Quad bike in former soldier's fatal Australia crash had faulty brakes

A former soldier died in Australia when the quad bike he was riding with faulty brakes was hit by an oncoming truck.

Wednesday, 1st June 2016, 1:22 pm
Updated Wednesday, 1st June 2016, 2:23 pm

Mr Scott Thompson (27) had been working on a dairy farm in Bungador, Victoria, with his girlfriend Samantha Allott when tragedy struck on February 4th, 2014.

The happy couple had only been in the country a matter of months after travelling around the Far East.

Scott, the son of Stephen and Lynne Thompson, of Sansbury Crescent, Nelson, was travelling back to the farm from his house across the road when the accident occurred.

A police investigation found that the bike was unregistered and therefore could not be driven on roads.

The front brakes were covered in dried mud and were heavily corroded at the time of the accident, according to police investigator Sgt Leigh Booth.

Foscor Pty Ltd, which owned the farm, was fined $40,000 after pleading guilty to three health and safety charges relating to Scott’s fatal accident.

An inquest at Burnley Coroner’s Court heard evidence from the findings of Victoria state Coroner Mr Peter White who held an investigation in Melbourne on April 19th.

In his findings, Mr White criticised Foscor for not having formal written training sheets for foreign workers at the farm, describing it as “substandard”.

Mr Thompson, who had served in the Duke of Lancaster’s Regiment, had been travelling the world with Miss Allott before they arrived in Australia in November, 2013.

The former Primet High School pupil had found a job on a dairy farm where he would milk the cows at 6-30am and again later in the day.

The inquest heard that farm workers had been told that the braking system on the quad bike had not been maintained for “a considerable period of time.”

It was accepted that Scott was aware the brakes didn’t work when he was returning home at around 10-30am, but there was some dispute over whether the farm workers had been told they should not ride the bike on roads.

Witnesses reported seeing the quad bike cross the road at a fast speed shortly before the collision.

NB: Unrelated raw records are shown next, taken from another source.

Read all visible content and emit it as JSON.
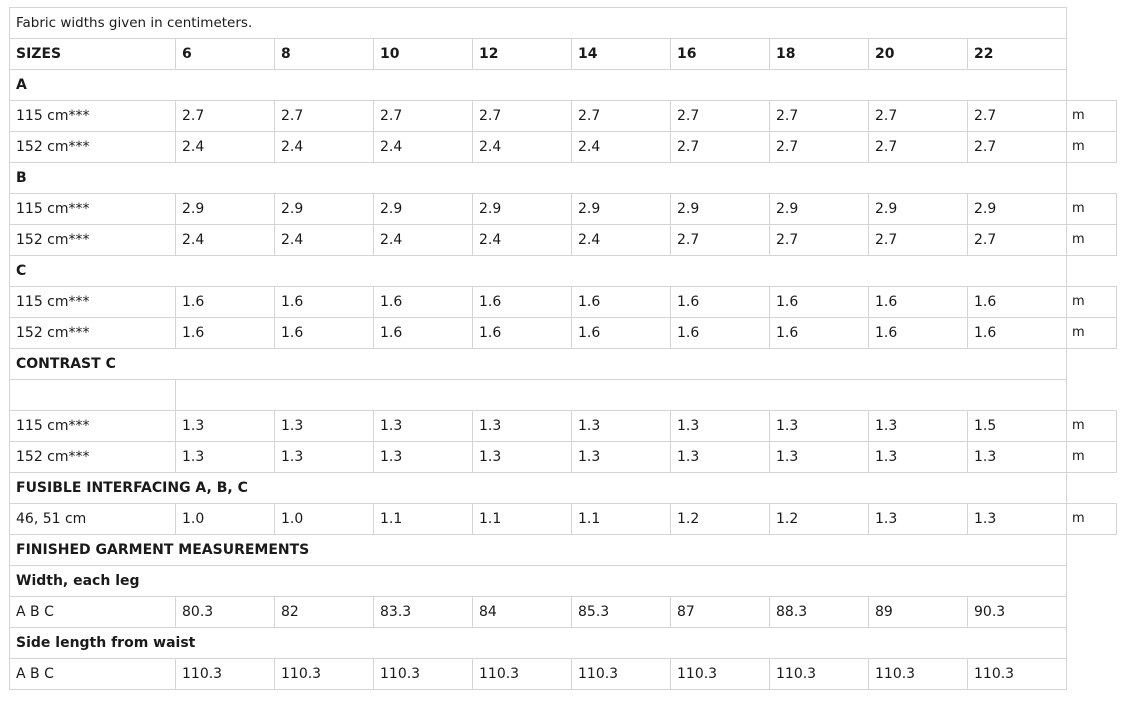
{
  "note": "Fabric widths given in centimeters.",
  "header": {
    "label": "SIZES",
    "sizes": [
      "6",
      "8",
      "10",
      "12",
      "14",
      "16",
      "18",
      "20",
      "22"
    ]
  },
  "sections": [
    {
      "title": "A",
      "rows": [
        {
          "label": "115 cm***",
          "values": [
            "2.7",
            "2.7",
            "2.7",
            "2.7",
            "2.7",
            "2.7",
            "2.7",
            "2.7",
            "2.7"
          ],
          "unit": "m"
        },
        {
          "label": "152 cm***",
          "values": [
            "2.4",
            "2.4",
            "2.4",
            "2.4",
            "2.4",
            "2.7",
            "2.7",
            "2.7",
            "2.7"
          ],
          "unit": "m"
        }
      ]
    },
    {
      "title": "B",
      "rows": [
        {
          "label": "115 cm***",
          "values": [
            "2.9",
            "2.9",
            "2.9",
            "2.9",
            "2.9",
            "2.9",
            "2.9",
            "2.9",
            "2.9"
          ],
          "unit": "m"
        },
        {
          "label": "152 cm***",
          "values": [
            "2.4",
            "2.4",
            "2.4",
            "2.4",
            "2.4",
            "2.7",
            "2.7",
            "2.7",
            "2.7"
          ],
          "unit": "m"
        }
      ]
    },
    {
      "title": "C",
      "rows": [
        {
          "label": "115 cm***",
          "values": [
            "1.6",
            "1.6",
            "1.6",
            "1.6",
            "1.6",
            "1.6",
            "1.6",
            "1.6",
            "1.6"
          ],
          "unit": "m"
        },
        {
          "label": "152 cm***",
          "values": [
            "1.6",
            "1.6",
            "1.6",
            "1.6",
            "1.6",
            "1.6",
            "1.6",
            "1.6",
            "1.6"
          ],
          "unit": "m"
        }
      ]
    },
    {
      "title": "CONTRAST C",
      "spacer": true,
      "rows": [
        {
          "label": "115 cm***",
          "values": [
            "1.3",
            "1.3",
            "1.3",
            "1.3",
            "1.3",
            "1.3",
            "1.3",
            "1.3",
            "1.5"
          ],
          "unit": "m"
        },
        {
          "label": "152 cm***",
          "values": [
            "1.3",
            "1.3",
            "1.3",
            "1.3",
            "1.3",
            "1.3",
            "1.3",
            "1.3",
            "1.3"
          ],
          "unit": "m"
        }
      ]
    },
    {
      "title": "FUSIBLE INTERFACING A, B, C",
      "rows": [
        {
          "label": "46, 51 cm",
          "values": [
            "1.0",
            "1.0",
            "1.1",
            "1.1",
            "1.1",
            "1.2",
            "1.2",
            "1.3",
            "1.3"
          ],
          "unit": "m"
        }
      ]
    },
    {
      "title": "FINISHED GARMENT MEASUREMENTS",
      "rows": []
    },
    {
      "title": "Width, each leg",
      "rows": [
        {
          "label": "A B C",
          "values": [
            "80.3",
            "82",
            "83.3",
            "84",
            "85.3",
            "87",
            "88.3",
            "89",
            "90.3"
          ],
          "unit": ""
        }
      ]
    },
    {
      "title": "Side length from waist",
      "rows": [
        {
          "label": "A B C",
          "values": [
            "110.3",
            "110.3",
            "110.3",
            "110.3",
            "110.3",
            "110.3",
            "110.3",
            "110.3",
            "110.3"
          ],
          "unit": ""
        }
      ]
    }
  ]
}
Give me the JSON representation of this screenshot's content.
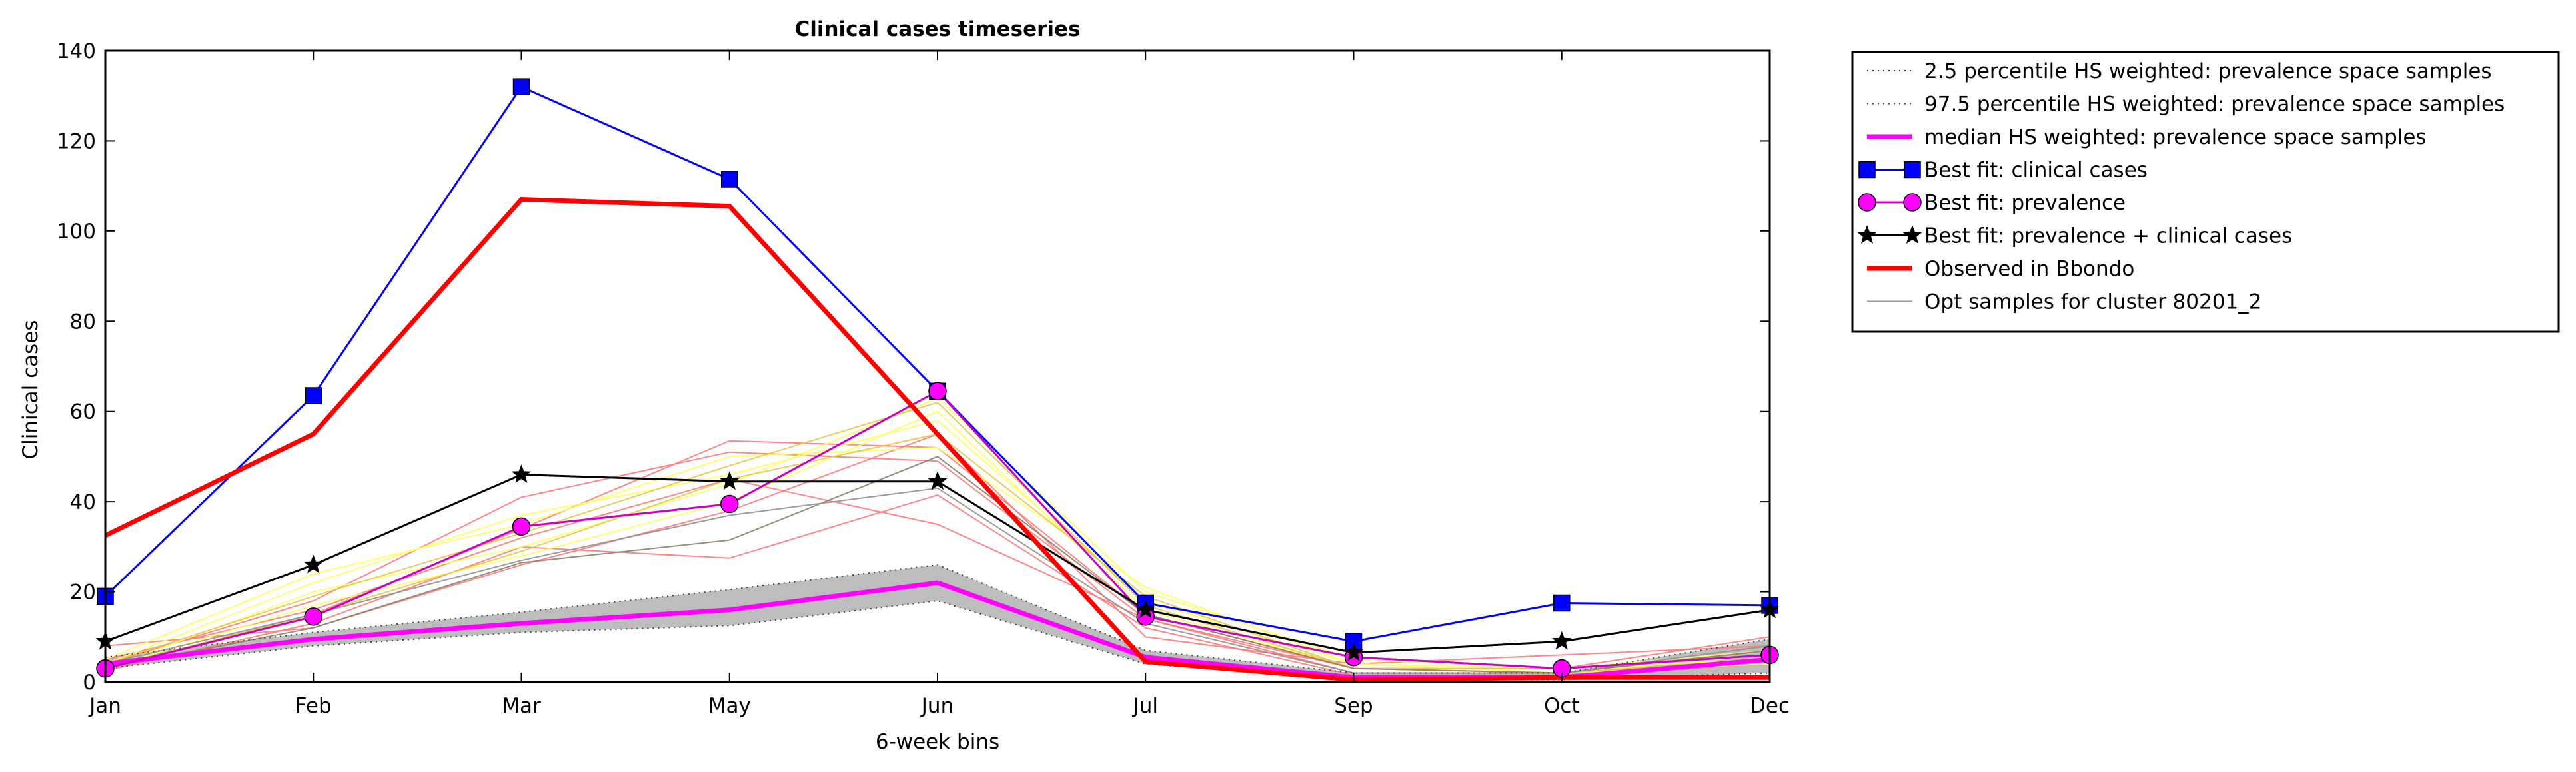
{
  "chart_data": {
    "type": "line",
    "title": "Clinical cases timeseries",
    "xlabel": "6-week bins",
    "ylabel": "Clinical cases",
    "categories": [
      "Jan",
      "Feb",
      "Mar",
      "May",
      "Jun",
      "Jul",
      "Sep",
      "Oct",
      "Dec"
    ],
    "ylim": [
      0,
      140
    ],
    "yticks": [
      "0",
      "20",
      "40",
      "60",
      "80",
      "100",
      "120",
      "140"
    ],
    "grid": false,
    "legend_position": "outside-top-right",
    "band": {
      "name": "HS weighted: prevalence space samples (2.5-97.5 percentile band)",
      "fill": "#bdbdbd",
      "lower": [
        3,
        8,
        11,
        12.5,
        18,
        4,
        0.5,
        0.5,
        2
      ],
      "upper": [
        5.5,
        11,
        15.5,
        20.5,
        26,
        7,
        2,
        2,
        9.5
      ]
    },
    "sample_lines": [
      {
        "color": "#ff7a7a",
        "values": [
          3,
          15,
          34,
          53.5,
          52,
          15,
          3,
          2,
          5
        ]
      },
      {
        "color": "#ff7a7a",
        "values": [
          4,
          18,
          41,
          51,
          49,
          14,
          2,
          2,
          7
        ]
      },
      {
        "color": "#ff7a7a",
        "values": [
          2.5,
          13,
          30,
          27.5,
          41.5,
          12,
          1.5,
          1.5,
          4
        ]
      },
      {
        "color": "#ff7a7a",
        "values": [
          5,
          16,
          32,
          45,
          35,
          14,
          3,
          3,
          10
        ]
      },
      {
        "color": "#ff7a7a",
        "values": [
          8,
          12,
          26,
          38,
          55,
          10,
          4,
          6,
          8
        ]
      },
      {
        "color": "#ffff66",
        "values": [
          3,
          20,
          30,
          44,
          63,
          20,
          5,
          3,
          5
        ]
      },
      {
        "color": "#ffff66",
        "values": [
          4,
          22,
          37,
          46,
          58,
          18,
          4,
          2,
          4
        ]
      },
      {
        "color": "#ffff66",
        "values": [
          3,
          17,
          28,
          40,
          60,
          16,
          3,
          2,
          6
        ]
      },
      {
        "color": "#ffff66",
        "values": [
          5,
          24,
          35,
          50,
          52,
          21,
          4,
          3,
          7
        ]
      },
      {
        "color": "#e6c84d",
        "values": [
          3,
          15,
          29,
          45,
          55,
          19,
          3,
          2,
          5
        ]
      },
      {
        "color": "#e6c84d",
        "values": [
          4,
          19,
          33,
          48,
          62,
          17,
          3,
          3,
          6
        ]
      },
      {
        "color": "#8c7f6a",
        "values": [
          3,
          12,
          26.5,
          31.5,
          50,
          15,
          3,
          2,
          7
        ]
      },
      {
        "color": "#909090",
        "values": [
          4,
          15,
          27,
          37,
          43,
          13,
          2,
          2,
          8
        ]
      }
    ],
    "series": [
      {
        "name": "2.5 percentile HS weighted: prevalence space samples",
        "color": "#404040",
        "style": "dotted",
        "width": 2,
        "values": [
          3,
          8,
          11,
          12.5,
          18,
          4,
          0.5,
          0.5,
          2
        ]
      },
      {
        "name": "97.5 percentile HS weighted: prevalence space samples",
        "color": "#404040",
        "style": "dotted",
        "width": 2,
        "values": [
          5.5,
          11,
          15.5,
          20.5,
          26,
          7,
          2,
          2,
          9.5
        ]
      },
      {
        "name": "median HS weighted: prevalence space samples",
        "color": "#ff00ff",
        "style": "solid",
        "width": 7,
        "values": [
          4,
          9.5,
          13,
          16,
          22,
          5.5,
          1,
          1,
          5
        ]
      },
      {
        "name": "Best fit: clinical cases",
        "color": "#0000ff",
        "style": "solid",
        "width": 3,
        "marker": "square",
        "values": [
          19,
          63.5,
          132,
          111.5,
          64.5,
          17.5,
          9,
          17.5,
          17
        ]
      },
      {
        "name": "Best fit: prevalence",
        "color": "#c800c8",
        "style": "solid",
        "width": 3,
        "marker": "circle",
        "values": [
          3,
          14.5,
          34.5,
          39.5,
          64.5,
          14.5,
          5.5,
          3,
          6
        ]
      },
      {
        "name": "Best fit: prevalence + clinical cases",
        "color": "#000000",
        "style": "solid",
        "width": 3,
        "marker": "star",
        "values": [
          9,
          26,
          46,
          44.5,
          44.5,
          16,
          6.5,
          9,
          16
        ]
      },
      {
        "name": "Observed in Bbondo",
        "color": "#ff0000",
        "style": "solid",
        "width": 7,
        "values": [
          32.5,
          55,
          107,
          105.5,
          55,
          4.5,
          0.5,
          1,
          1
        ]
      },
      {
        "name": "Opt samples for cluster 80201_2",
        "color": "#999999",
        "style": "solid",
        "width": 2,
        "values": null
      }
    ],
    "legend_order": [
      {
        "label": "2.5 percentile HS weighted: prevalence space samples",
        "color": "#404040",
        "style": "dotted",
        "width": 2,
        "marker": "none"
      },
      {
        "label": "97.5 percentile HS weighted: prevalence space samples",
        "color": "#404040",
        "style": "dotted",
        "width": 2,
        "marker": "none"
      },
      {
        "label": "median HS weighted: prevalence space samples",
        "color": "#ff00ff",
        "style": "solid",
        "width": 7,
        "marker": "none"
      },
      {
        "label": "Best fit: clinical cases",
        "color": "#0000ff",
        "style": "solid",
        "width": 3,
        "marker": "square"
      },
      {
        "label": "Best fit: prevalence",
        "color": "#c800c8",
        "style": "solid",
        "width": 3,
        "marker": "circle"
      },
      {
        "label": "Best fit: prevalence + clinical cases",
        "color": "#000000",
        "style": "solid",
        "width": 3,
        "marker": "star"
      },
      {
        "label": "Observed in Bbondo",
        "color": "#ff0000",
        "style": "solid",
        "width": 7,
        "marker": "none"
      },
      {
        "label": "Opt samples for cluster 80201_2",
        "color": "#999999",
        "style": "solid",
        "width": 2,
        "marker": "none"
      }
    ]
  }
}
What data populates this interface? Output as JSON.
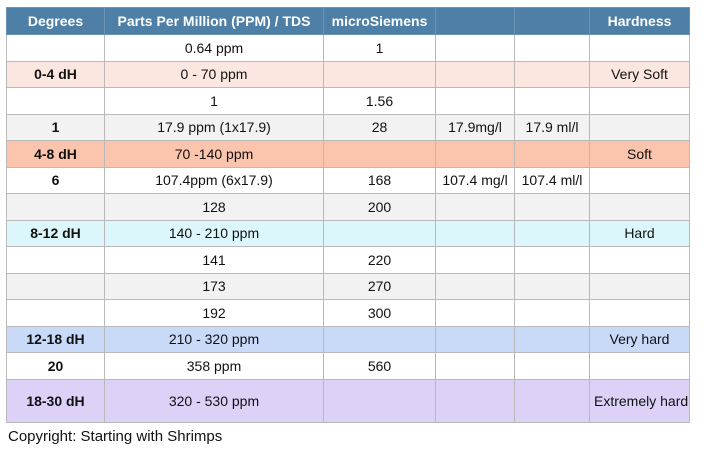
{
  "table": {
    "headers": [
      "Degrees",
      "Parts Per Million (PPM) / TDS",
      "microSiemens",
      "",
      "",
      "Hardness"
    ],
    "rows": [
      {
        "style": "white",
        "cells": [
          "",
          "0.64 ppm",
          "1",
          "",
          "",
          ""
        ]
      },
      {
        "style": "peach",
        "cells": [
          "0-4 dH",
          "0 - 70 ppm",
          "",
          "",
          "",
          "Very Soft"
        ]
      },
      {
        "style": "white",
        "cells": [
          "",
          "1",
          "1.56",
          "",
          "",
          ""
        ]
      },
      {
        "style": "grey",
        "cells": [
          "1",
          "17.9 ppm (1x17.9)",
          "28",
          "17.9mg/l",
          "17.9 ml/l",
          ""
        ]
      },
      {
        "style": "salmon",
        "cells": [
          "4-8 dH",
          "70 -140 ppm",
          "",
          "",
          "",
          "Soft"
        ]
      },
      {
        "style": "white",
        "cells": [
          "6",
          "107.4ppm (6x17.9)",
          "168",
          "107.4 mg/l",
          "107.4 ml/l",
          ""
        ]
      },
      {
        "style": "grey",
        "cells": [
          "",
          "128",
          "200",
          "",
          "",
          ""
        ]
      },
      {
        "style": "cyan",
        "cells": [
          "8-12 dH",
          "140 - 210 ppm",
          "",
          "",
          "",
          "Hard"
        ]
      },
      {
        "style": "white",
        "cells": [
          "",
          "141",
          "220",
          "",
          "",
          ""
        ]
      },
      {
        "style": "grey",
        "cells": [
          "",
          "173",
          "270",
          "",
          "",
          ""
        ]
      },
      {
        "style": "white",
        "cells": [
          "",
          "192",
          "300",
          "",
          "",
          ""
        ]
      },
      {
        "style": "blue",
        "cells": [
          "12-18 dH",
          "210 - 320 ppm",
          "",
          "",
          "",
          "Very hard"
        ]
      },
      {
        "style": "white",
        "cells": [
          "20",
          "358 ppm",
          "560",
          "",
          "",
          ""
        ]
      },
      {
        "style": "lavender",
        "cells": [
          "18-30 dH",
          "320 - 530 ppm",
          "",
          "",
          "",
          "Extremely hard"
        ]
      }
    ]
  },
  "colors": {
    "header": "#4e7fa6",
    "peach": "#fce7e0",
    "salmon": "#fbc4ad",
    "cyan": "#dcf7fc",
    "blue": "#c9daf8",
    "lavender": "#ddd1f8",
    "grey": "#f2f2f2"
  },
  "footer": {
    "copyright": "Copyright: Starting with Shrimps"
  }
}
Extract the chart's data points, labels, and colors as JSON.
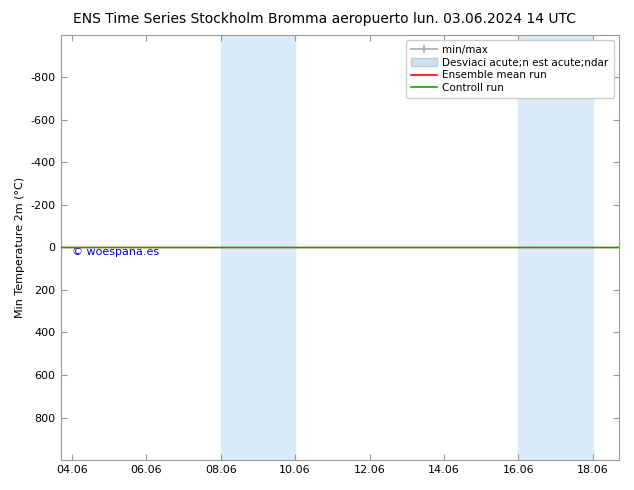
{
  "title": "ENS Time Series Stockholm Bromma aeropuerto",
  "date_label": "lun. 03.06.2024 14 UTC",
  "ylabel": "Min Temperature 2m (°C)",
  "watermark": "© woespana.es",
  "background_color": "#ffffff",
  "plot_bg_color": "#ffffff",
  "ylim_top": -1000,
  "ylim_bottom": 1000,
  "yticks": [
    -800,
    -600,
    -400,
    -200,
    0,
    200,
    400,
    600,
    800
  ],
  "xtick_labels": [
    "04.06",
    "06.06",
    "08.06",
    "10.06",
    "12.06",
    "14.06",
    "16.06",
    "18.06"
  ],
  "xtick_positions": [
    0,
    2,
    4,
    6,
    8,
    10,
    12,
    14
  ],
  "xmin": -0.3,
  "xmax": 14.7,
  "shaded_bands": [
    {
      "x_start": 4.0,
      "x_end": 5.0,
      "color": "#daeaf8"
    },
    {
      "x_start": 5.0,
      "x_end": 6.0,
      "color": "#daeaf8"
    },
    {
      "x_start": 12.0,
      "x_end": 13.0,
      "color": "#daeaf8"
    },
    {
      "x_start": 13.0,
      "x_end": 14.0,
      "color": "#daeaf8"
    }
  ],
  "green_line_y": 0,
  "red_line_y": 0,
  "green_line_color": "#00aa00",
  "red_line_color": "#ff0000",
  "watermark_color": "#0000cc",
  "title_fontsize": 10,
  "date_fontsize": 10,
  "axis_fontsize": 8,
  "tick_fontsize": 8,
  "legend_label_minmax": "min/max",
  "legend_label_std": "Desviaci acute;n est acute;ndar",
  "legend_label_ens": "Ensemble mean run",
  "legend_label_ctrl": "Controll run",
  "legend_minmax_color": "#aaaaaa",
  "legend_std_color": "#cce0f0",
  "spine_color": "#999999"
}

Scott died at the scene of multiple injuries.

East Lancashire Coroner Mr Richard Taylor recorded a conclusion of accidental death.

He said: “I suspended the inquest originally to allow the Australian investigation.

“Scott Thompson died from injuries sustained when the poorly maintained quad bike he was riding was struck by an other vehicle.”

Family and friends – including his ex-Army colleagues - packed Holy Trinity Church, Colne, for Scott’s funeral in February, 2014.